I’m devoting this post to blogs by autistic writers. Some write chiefly about autism, some about a wider range of disabilities. Contrary to the stereotype of autistic people as robotic and literal, many of these writers use sarcasm and irony to express their frustration with injustice and disrespect and erasure and dishonesty.
Rachel Cohen-Rottenberg’s Disability and Representation is worthwhile for the links in the right-hand column alone. But she has many good posts about . . . well, disability and representation. Some of them controversial, as when she criticized a Guinness commercial.
Melanie Yergeau is a young autistic professor in Michigan who analyzes things.
Ibby Grace of Tiny Grace Notes is an autistic Christian educator whose posts offer a good mix of the personal and the more general.
Amanda Baggs has all kinds of disabilities and does great analyses of power. She has a separate blog for cat pictures. If you scroll down far enough, you’ll see references to her struggle when hospitalized recently to persuade medical personnel that yes, she really did want a life-saving procedure and did not think she’d be happier dead. There’s also a great “Why Institutions are Bad” post somewhere in her archive.
Julia Bascom has some passionate pieces about being oppressed and then finding a community with which to resist. Also criticizes Glee fans.
Lydia Brown is a Georgetown student trying to make that elite school notice
disability. She gets impatient with Pity-and-Tragedy rhetoric about autistic people.
I ran across this account of an accessfail at a major (perhaps the major) science fiction convention. The author, Rose Lemberg, raises important questions of recognition and dignity. I found the comments even more valuable, though — in particular, there’s a point where a convention organizer gets defensive, blaming the disabled attendee for not being better at finding accommodation, and others say, no, no, there’s really something wrong. Blogger and editor Patrick Nielsen Hayden sums up the difference between accommodation and access, although he doesn’t think the con did a good job with either one: “The point of disabled access is so that disabled people can, as best as we can manage, interact with their fellow human beings with as few obstacles as possible and with as little advance preparation as possible, rather than having to make elaborate plans in advance which then can’t be deviated from. Obviously, given how the world works, and given the limitations of already-built facilities, we can’t do a perfect job of this no matter how dedicated we are. But it’s hardly absurd to suppose that Worldcon might notice in advance that a program participant is visibly disabled — when they register, when they check in at the programming desk, or any of a number of obvious checkpoints — and ask if they have special needs that can be met . . . “
Cheryl Gottlieb’s Finding My Way also takes personal experiences, good and bad, and fits them into the big picture. She’s a different gender, size, nationality, and age than Dave HIngsburger though.

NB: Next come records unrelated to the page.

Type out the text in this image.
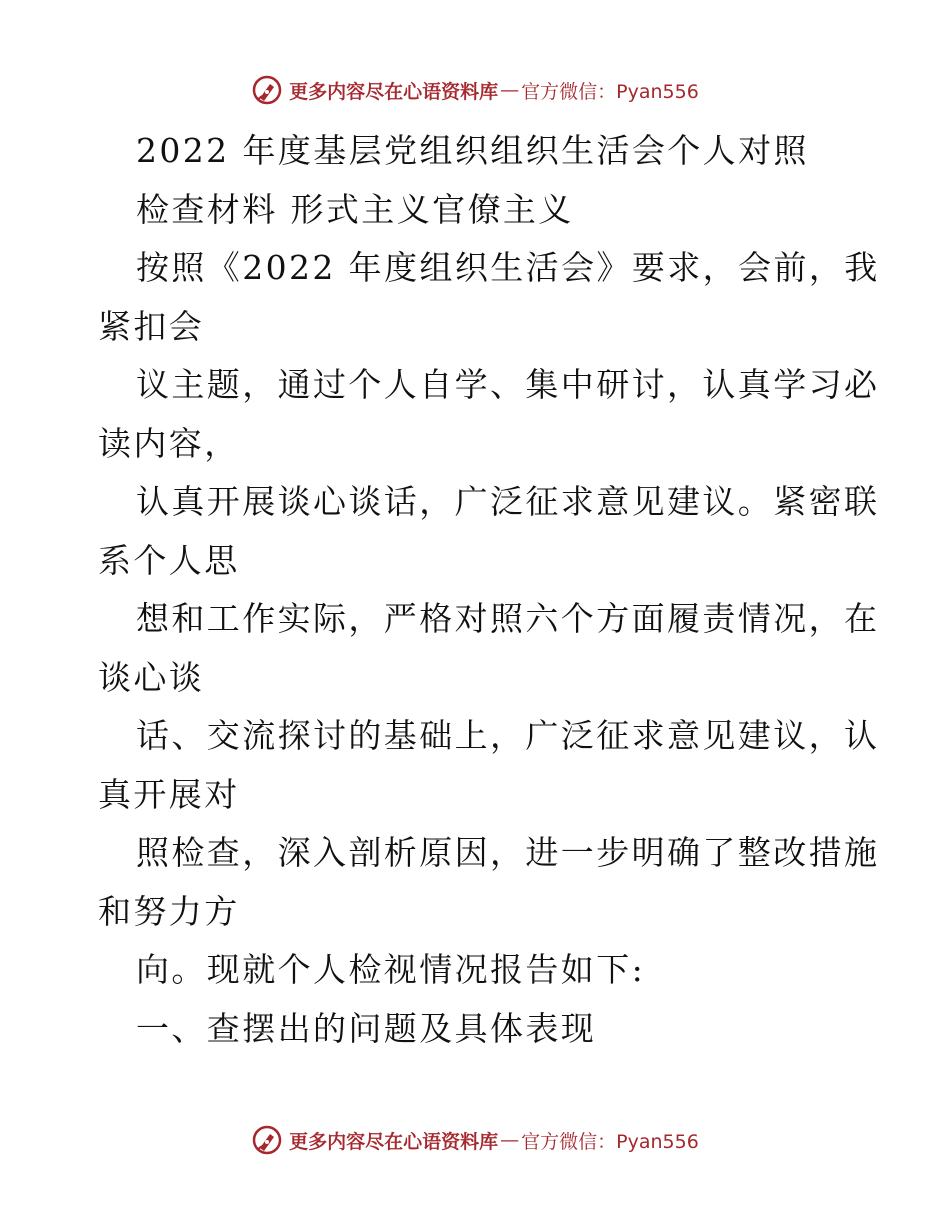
更多内容尽在心语资料库 — 官方微信：Pyan556
2022 年度基层党组织组织生活会个人对照
检查材料 形式主义官僚主义
按照《2022 年度组织生活会》要求，会前，我
紧扣会
议主题，通过个人自学、集中研讨，认真学习必
读内容，
认真开展谈心谈话，广泛征求意见建议。紧密联
系个人思
想和工作实际，严格对照六个方面履责情况，在
谈心谈
话、交流探讨的基础上，广泛征求意见建议，认
真开展对
照检查，深入剖析原因，进一步明确了整改措施
和努力方
向。现就个人检视情况报告如下:
一、查摆出的问题及具体表现
更多内容尽在心语资料库 — 官方微信：Pyan556
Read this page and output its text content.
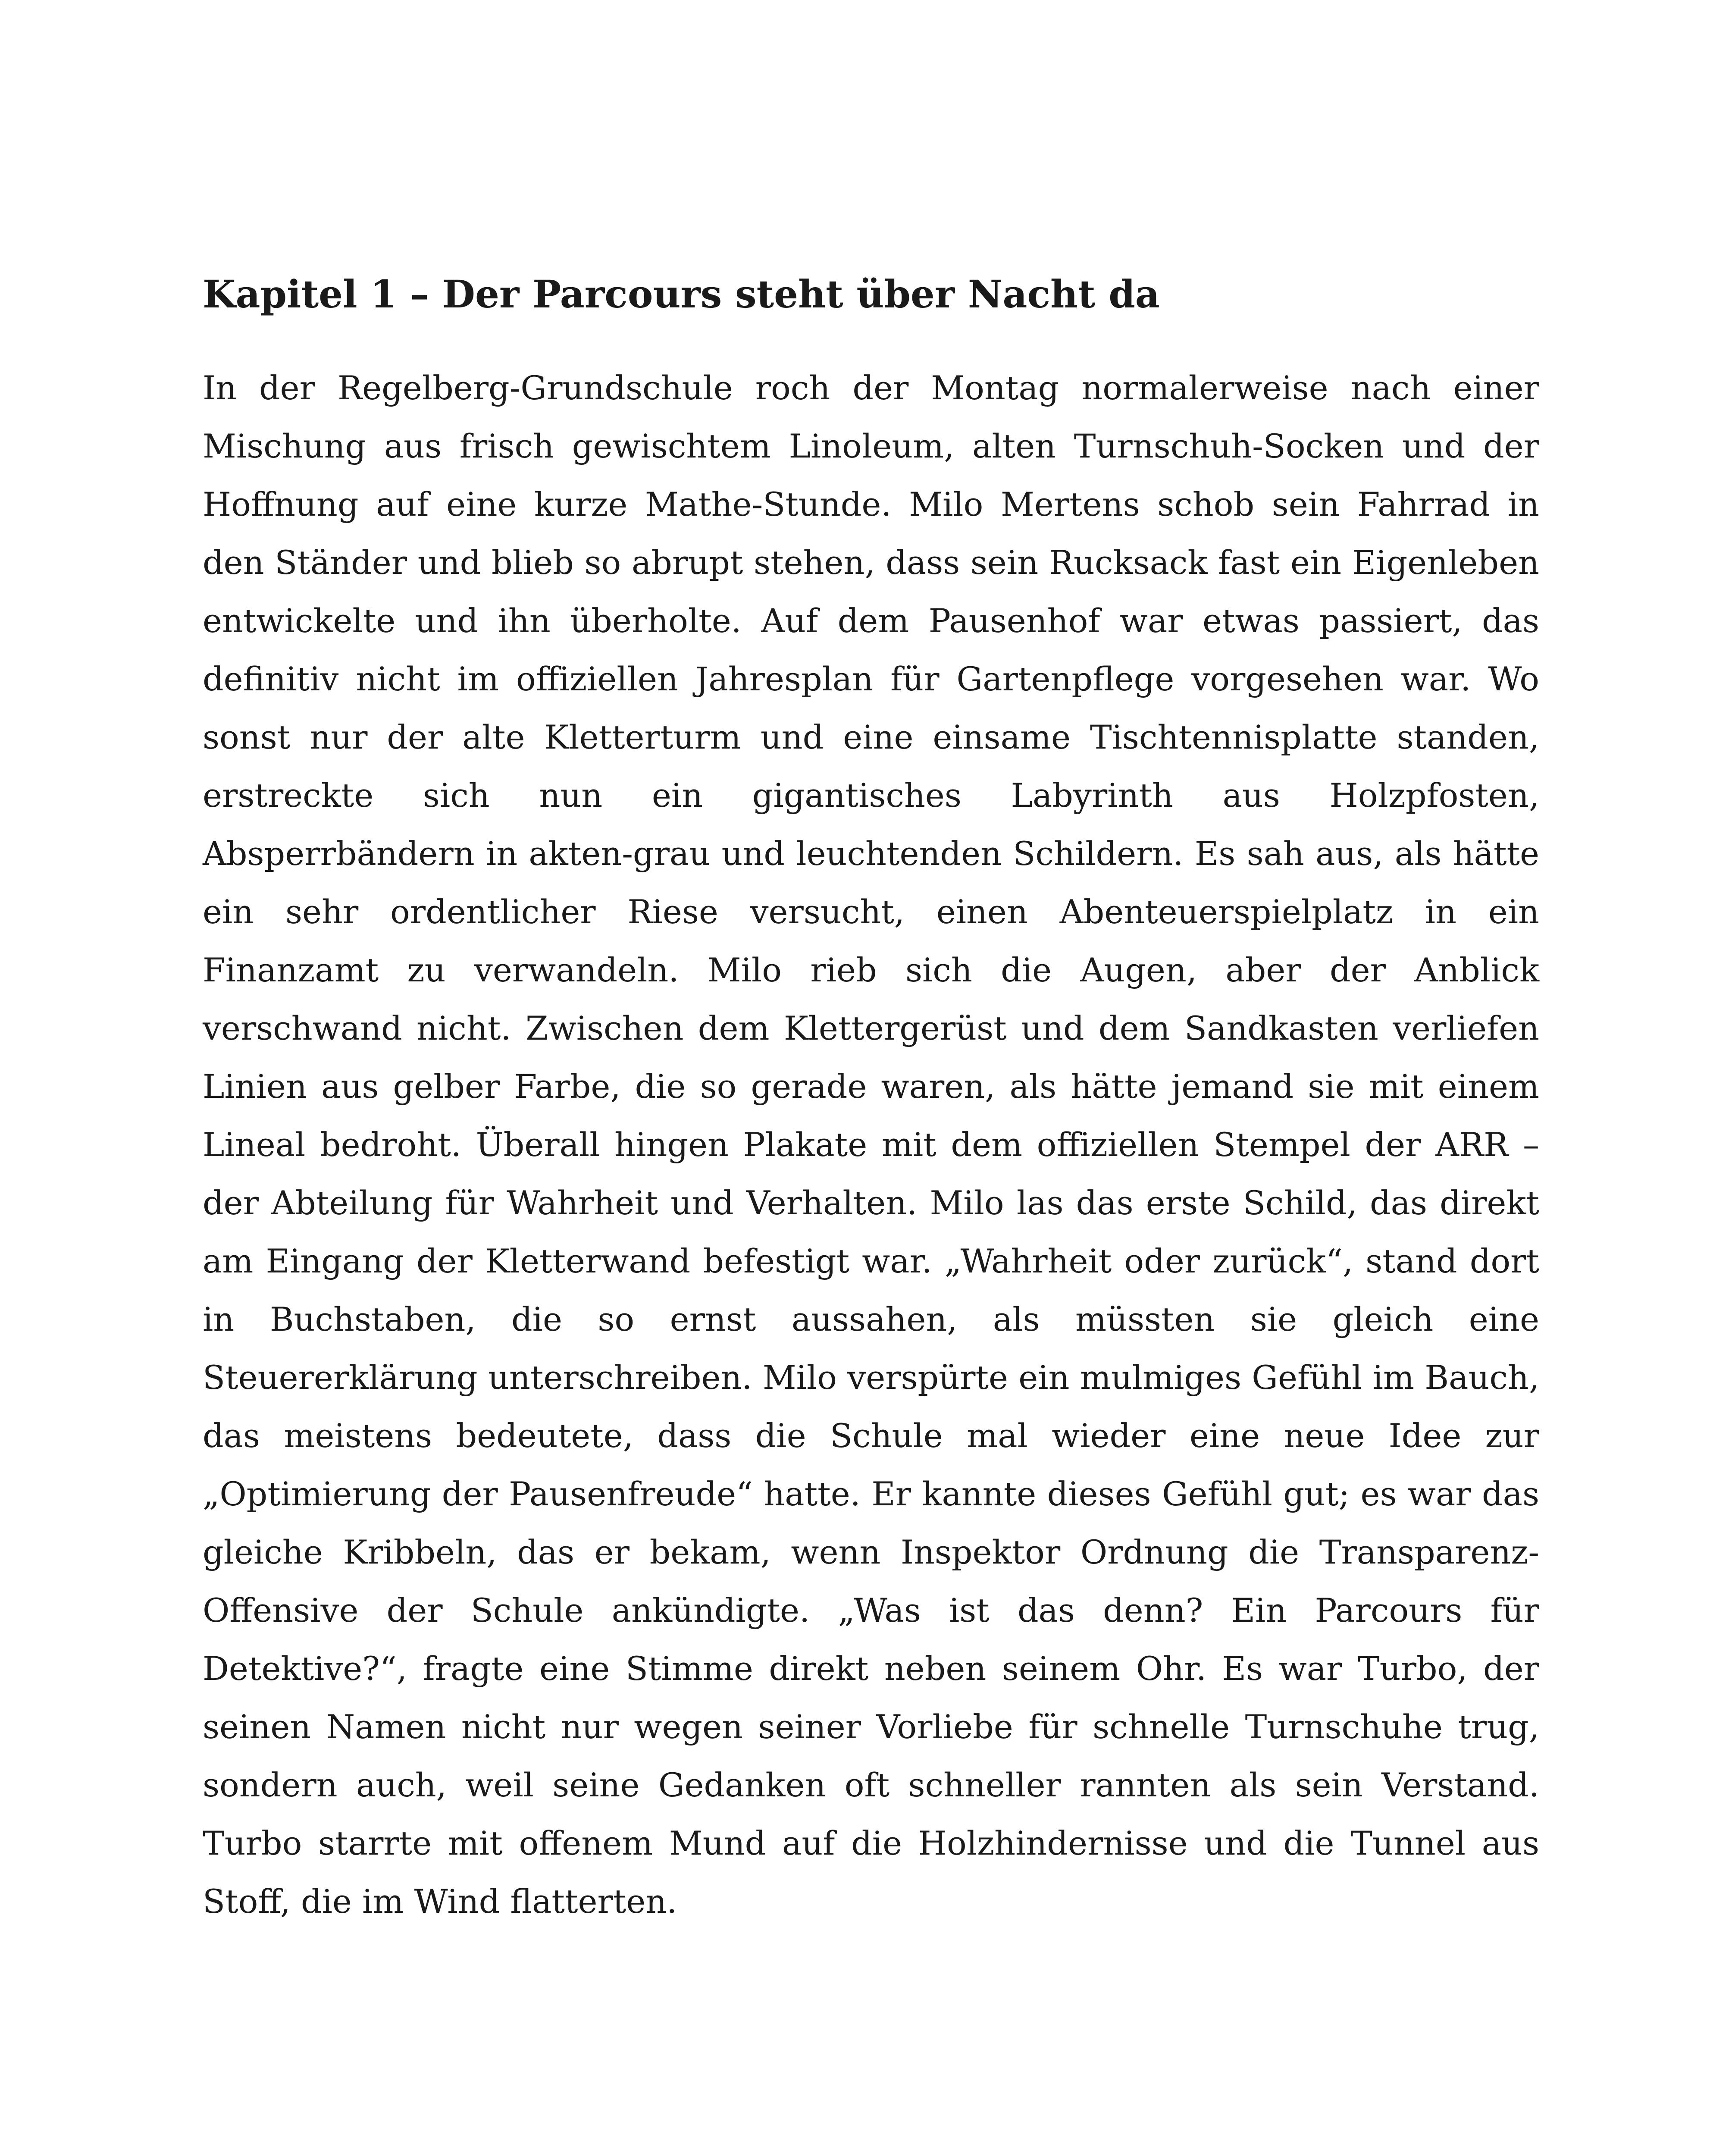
Kapitel 1 – Der Parcours steht über Nacht da

In der Regelberg-Grundschule roch der Montag normalerweise nach einer Mischung aus frisch gewischtem Linoleum, alten Turnschuh-Socken und der Hoffnung auf eine kurze Mathe-Stunde. Milo Mertens schob sein Fahrrad in den Ständer und blieb so abrupt stehen, dass sein Rucksack fast ein Eigenleben entwickelte und ihn überholte. Auf dem Pausenhof war etwas passiert, das definitiv nicht im offiziellen Jahresplan für Gartenpflege vorgesehen war. Wo sonst nur der alte Kletterturm und eine einsame Tischtennisplatte standen, erstreckte sich nun ein gigantisches Labyrinth aus Holzpfosten, Absperrbändern in akten-grau und leuchtenden Schildern. Es sah aus, als hätte ein sehr ordentlicher Riese versucht, einen Abenteuerspielplatz in ein Finanzamt zu verwandeln. Milo rieb sich die Augen, aber der Anblick verschwand nicht. Zwischen dem Klettergerüst und dem Sandkasten verliefen Linien aus gelber Farbe, die so gerade waren, als hätte jemand sie mit einem Lineal bedroht. Überall hingen Plakate mit dem offiziellen Stempel der ARR – der Abteilung für Wahrheit und Verhalten. Milo las das erste Schild, das direkt am Eingang der Kletterwand befestigt war. „Wahrheit oder zurück“, stand dort in Buchstaben, die so ernst aussahen, als müssten sie gleich eine Steuererklärung unterschreiben. Milo verspürte ein mulmiges Gefühl im Bauch, das meistens bedeutete, dass die Schule mal wieder eine neue Idee zur „Optimierung der Pausenfreude“ hatte. Er kannte dieses Gefühl gut; es war das gleiche Kribbeln, das er bekam, wenn Inspektor Ordnung die Transparenz-Offensive der Schule ankündigte. „Was ist das denn? Ein Parcours für Detektive?“, fragte eine Stimme direkt neben seinem Ohr. Es war Turbo, der seinen Namen nicht nur wegen seiner Vorliebe für schnelle Turnschuhe trug, sondern auch, weil seine Gedanken oft schneller rannten als sein Verstand. Turbo starrte mit offenem Mund auf die Holzhindernisse und die Tunnel aus Stoff, die im Wind flatterten.
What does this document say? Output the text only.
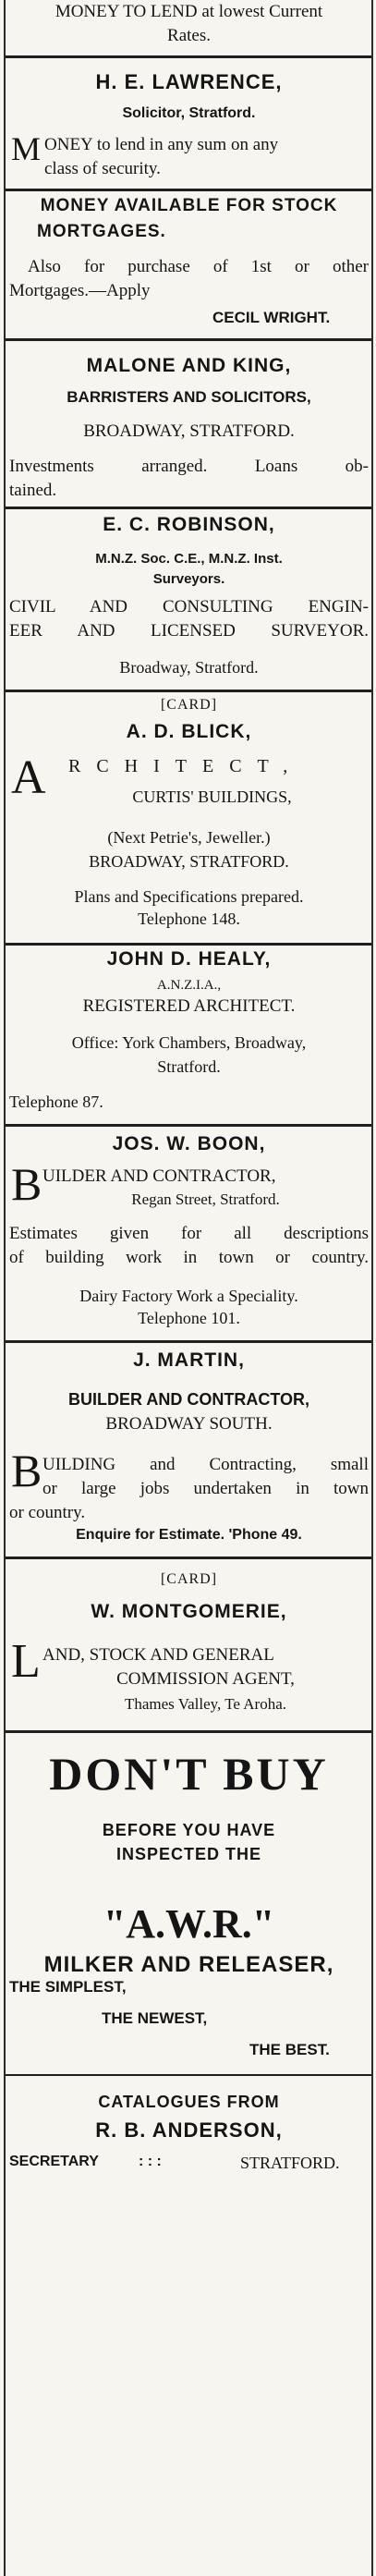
MONEY TO LEND at lowest Current
Rates.
H. E. LAWRENCE,
Solicitor, Stratford.
M ONEY to lend in any sum on any
class of security.
MONEY AVAILABLE FOR STOCK
MORTGAGES.
Also for purchase of 1st or other
Mortgages.—Apply
CECIL WRIGHT.
MALONE AND KING,
BARRISTERS AND SOLICITORS,
BROADWAY, STRATFORD.
Investments arranged. Loans ob-
tained.
E. C. ROBINSON,
M.N.Z. Soc. C.E., M.N.Z. Inst.
Surveyors.
CIVIL AND CONSULTING ENGIN-
EER AND LICENSED SURVEYOR.
Broadway, Stratford.
[CARD]
A. D. BLICK,
A RCHITECT,
CURTIS' BUILDINGS,
(Next Petrie's, Jeweller.)
BROADWAY, STRATFORD.
Plans and Specifications prepared.
Telephone 148.
JOHN D. HEALY,
A.N.Z.I.A.,
REGISTERED ARCHITECT.
Office: York Chambers, Broadway,
Stratford.
Telephone 87.
JOS. W. BOON,
B UILDER AND CONTRACTOR,
Regan Street, Stratford.
Estimates given for all descriptions
of building work in town or country.
Dairy Factory Work a Speciality.
Telephone 101.
J. MARTIN,
BUILDER AND CONTRACTOR,
BROADWAY SOUTH.
B UILDING and Contracting, small
or large jobs undertaken in town
or country.
Enquire for Estimate. 'Phone 49.
[CARD]
W. MONTGOMERIE,
L AND, STOCK AND GENERAL
COMMISSION AGENT,
Thames Valley, Te Aroha.
DON'T BUY
BEFORE YOU HAVE
INSPECTED THE
"A.W.R."
MILKER AND RELEASER,
THE SIMPLEST,
THE NEWEST,
THE BEST.
CATALOGUES FROM
R. B. ANDERSON,
SECRETARY	: : :	STRATFORD.
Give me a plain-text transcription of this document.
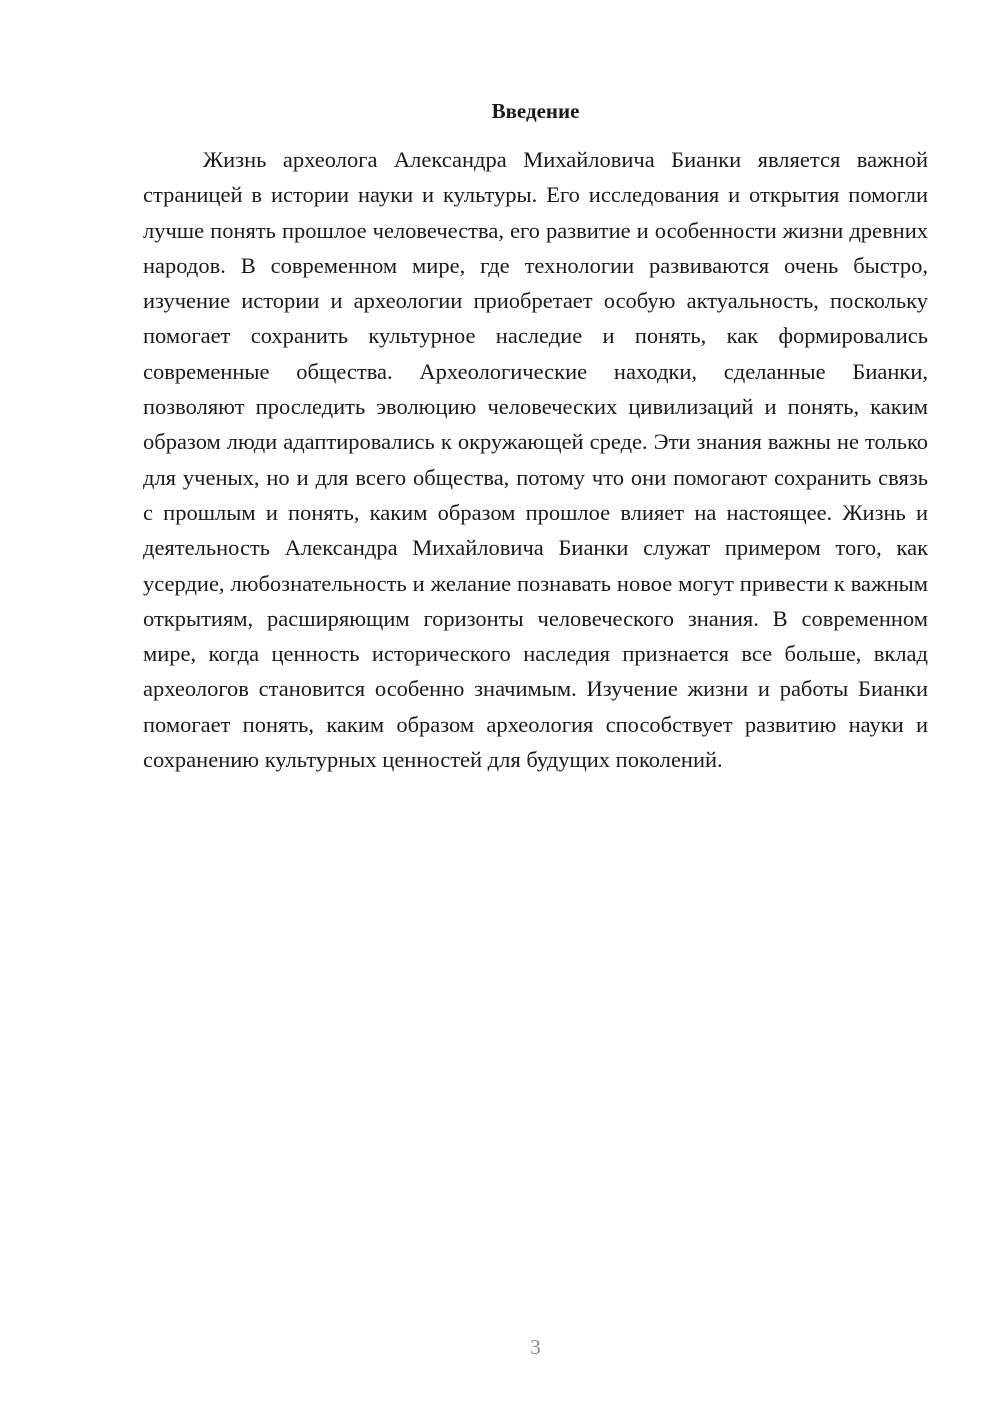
Введение

Жизнь археолога Александра Михайловича Бианки является важной страницей в истории науки и культуры. Его исследования и открытия помогли лучше понять прошлое человечества, его развитие и особенности жизни древних народов. В современном мире, где технологии развиваются очень быстро, изучение истории и археологии приобретает особую актуальность, поскольку помогает сохранить культурное наследие и понять, как формировались современные общества. Археологические находки, сделанные Бианки, позволяют проследить эволюцию человеческих цивилизаций и понять, каким образом люди адаптировались к окружающей среде. Эти знания важны не только для ученых, но и для всего общества, потому что они помогают сохранить связь с прошлым и понять, каким образом прошлое влияет на настоящее. Жизнь и деятельность Александра Михайловича Бианки служат примером того, как усердие, любознательность и желание познавать новое могут привести к важным открытиям, расширяющим горизонты человеческого знания. В современном мире, когда ценность исторического наследия признается все больше, вклад археологов становится особенно значимым. Изучение жизни и работы Бианки помогает понять, каким образом археология способствует развитию науки и сохранению культурных ценностей для будущих поколений.

3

Ben Mattlin’s Adventures in Modern Life mostly discusses news and media. It’s a good way to keep up with issues.
Mike Ervin of Smart-Ass Cripple is a muscular dystrophy poster child turned activist. Witty commentaries.
Scott Rains’s Rolling Rains Report is devoted to reporting on access (and the lack thereof) in travel and tourism. Don’t miss his pieces on Delta Airlines.
Leaving Evidence contains beautiful but infrequent essays and speeches by the young Asian-American queer disability activist Mia Mingus. Her concept of “Access Intimacy” is invaluable.
Beth Haller’s Media Dis&Dat mostly aggregates news stories.
Dave Hingsburger’s Rolling Around in My Head tells mostly first-person stories with a point to them. Some are happy stories and some are about injustices and indignities.
Wheelchair Dancer. What it says.
Stephen Kuusisto. Blind poet, teacher, and activist.
Haddayr Copley-Woods has MS and an autistic son. Note the great radio commentaries.
LeRoy Moore’s POOR Magazine. Focused (but not exclusively) on people of color; often features performers in Moore’s Krip-Hop Nation project.
Here’s an article I ran across about a study on children’s attitudes toward their disabled peers. Of course, medicine is not an exact science, and media coverage of science is notoriously sensational (I especially have questions about the Autism Epidemic: we’ll discuss that in class in a couple of weeks); but the article makes some points that connect to issues we’ve discussed in class, about what might encourage or discourage prejudice. Take a look: it’s very short.
“I Am Not a ‘Person with a Disability’; I Am a Disabled Person”
A British reporter finds that the social model works for her, not only as a political tool but as a narrative of her life and a basis for her sense of self.
Leroy Moore’s Krip-Hop Nation is an international project by and about disabled musicians and poets. Don’t know whether everyone in this particular video identifies as disabled or whether some are “allies.”